March 4, 2005

All the News that's Fit to Print

Well... I thought today I'd look at the lighter side of the news. Here are my favorite headlines (some with partial text as I thought they merited it). Enjoy!

Tiny Eels Netting Higher Prices than Caviar as Asians Snap Them Up

Less Swearing on TV, Demands Former Sex Pistol

Cat Survives 10-Mile Trip on Top of Car

US man's face torn off by chimps during birthday visit to simian pal

An American animal lover's face was torn off in a savage attack by two huge chimpanzees as he delivered a birthday cake to his former chimp pet of 30 years, officials said.

St. James Davis had severe facial injuries and would require extensive surgery in an attempt to reattach his nose, Dr. Maureen Martin of Kern Medical Center told KGET-TV of Bakersfield. His testicles and a foot also were severed, Kern County Sheriff's Cmdr. Hal Chealander told The Bakersfield Californian.

One in three couples in Philippines don't know birds from the bees: official

As many as 30 percent of couples in the Philippines are unaware that having sex can result in babies, Health Secretary Manuel Dayrit said.

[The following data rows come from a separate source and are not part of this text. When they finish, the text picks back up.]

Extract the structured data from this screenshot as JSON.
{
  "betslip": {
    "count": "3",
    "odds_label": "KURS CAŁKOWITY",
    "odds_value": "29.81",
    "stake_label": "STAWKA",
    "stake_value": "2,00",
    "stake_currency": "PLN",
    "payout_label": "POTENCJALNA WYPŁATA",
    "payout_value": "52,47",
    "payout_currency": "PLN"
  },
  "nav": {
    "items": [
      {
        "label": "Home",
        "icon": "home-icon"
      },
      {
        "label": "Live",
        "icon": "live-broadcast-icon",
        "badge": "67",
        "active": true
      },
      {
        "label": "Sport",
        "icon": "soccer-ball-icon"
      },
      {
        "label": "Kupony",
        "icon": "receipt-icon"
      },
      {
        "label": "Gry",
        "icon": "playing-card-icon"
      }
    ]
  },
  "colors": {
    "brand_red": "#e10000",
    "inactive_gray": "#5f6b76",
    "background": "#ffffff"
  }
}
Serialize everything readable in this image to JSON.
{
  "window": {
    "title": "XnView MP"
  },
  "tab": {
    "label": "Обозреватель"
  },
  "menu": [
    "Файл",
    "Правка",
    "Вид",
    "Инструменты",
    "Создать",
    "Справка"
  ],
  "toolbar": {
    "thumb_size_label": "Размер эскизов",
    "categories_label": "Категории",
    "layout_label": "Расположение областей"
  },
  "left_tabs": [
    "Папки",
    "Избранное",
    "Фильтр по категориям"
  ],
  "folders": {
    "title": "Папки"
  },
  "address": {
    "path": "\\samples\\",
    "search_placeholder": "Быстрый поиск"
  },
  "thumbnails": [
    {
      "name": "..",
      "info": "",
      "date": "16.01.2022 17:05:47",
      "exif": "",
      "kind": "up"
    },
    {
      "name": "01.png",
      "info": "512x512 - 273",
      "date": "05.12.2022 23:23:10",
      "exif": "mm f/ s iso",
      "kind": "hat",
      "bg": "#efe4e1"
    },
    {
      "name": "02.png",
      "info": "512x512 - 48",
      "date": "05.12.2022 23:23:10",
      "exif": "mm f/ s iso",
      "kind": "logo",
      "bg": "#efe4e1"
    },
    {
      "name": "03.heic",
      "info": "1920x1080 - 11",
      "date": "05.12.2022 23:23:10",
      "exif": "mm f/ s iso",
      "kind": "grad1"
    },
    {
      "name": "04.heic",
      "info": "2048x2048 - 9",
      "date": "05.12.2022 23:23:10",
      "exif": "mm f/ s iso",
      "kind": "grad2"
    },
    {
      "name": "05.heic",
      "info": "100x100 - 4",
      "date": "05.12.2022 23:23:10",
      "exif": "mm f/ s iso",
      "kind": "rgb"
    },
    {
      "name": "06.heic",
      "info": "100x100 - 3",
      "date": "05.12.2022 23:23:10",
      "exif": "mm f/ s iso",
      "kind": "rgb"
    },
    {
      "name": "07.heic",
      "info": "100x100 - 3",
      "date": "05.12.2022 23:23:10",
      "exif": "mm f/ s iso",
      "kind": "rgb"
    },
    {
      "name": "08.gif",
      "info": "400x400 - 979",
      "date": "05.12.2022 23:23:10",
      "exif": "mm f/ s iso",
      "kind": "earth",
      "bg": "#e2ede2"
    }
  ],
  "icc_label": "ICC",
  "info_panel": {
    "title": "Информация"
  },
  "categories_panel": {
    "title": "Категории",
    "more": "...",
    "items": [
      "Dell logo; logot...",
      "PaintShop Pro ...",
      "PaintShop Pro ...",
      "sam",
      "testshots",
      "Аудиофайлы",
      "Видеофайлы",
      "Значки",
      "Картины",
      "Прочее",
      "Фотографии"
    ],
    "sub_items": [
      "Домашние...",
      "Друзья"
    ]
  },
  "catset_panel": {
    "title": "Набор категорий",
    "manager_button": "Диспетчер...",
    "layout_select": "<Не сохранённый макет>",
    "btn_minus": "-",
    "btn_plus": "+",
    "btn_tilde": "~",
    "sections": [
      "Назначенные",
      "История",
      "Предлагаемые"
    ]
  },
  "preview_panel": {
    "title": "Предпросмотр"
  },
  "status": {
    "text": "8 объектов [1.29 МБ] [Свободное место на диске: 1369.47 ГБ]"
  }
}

"They do not know how pregnancy happens," even though some of them have had numerous children already, Dayrit remarked

Boy Sets Off for School at Dead of Night

BERLIN (Reuters) - Astonished German police picked up an 8-year-old boy at 3 a.m. who had accidentally set off to school thinking he was late, authorities said Thursday.

"He seemed to have got into a panic he was late and went off to school by himself with his rucksack," said a spokesman for police in the western city of Aachen. "You'd think the parents weren't looking after him, but that wasn't the case here."

Police found the boy as he was heading home after he discovered the school was still closed.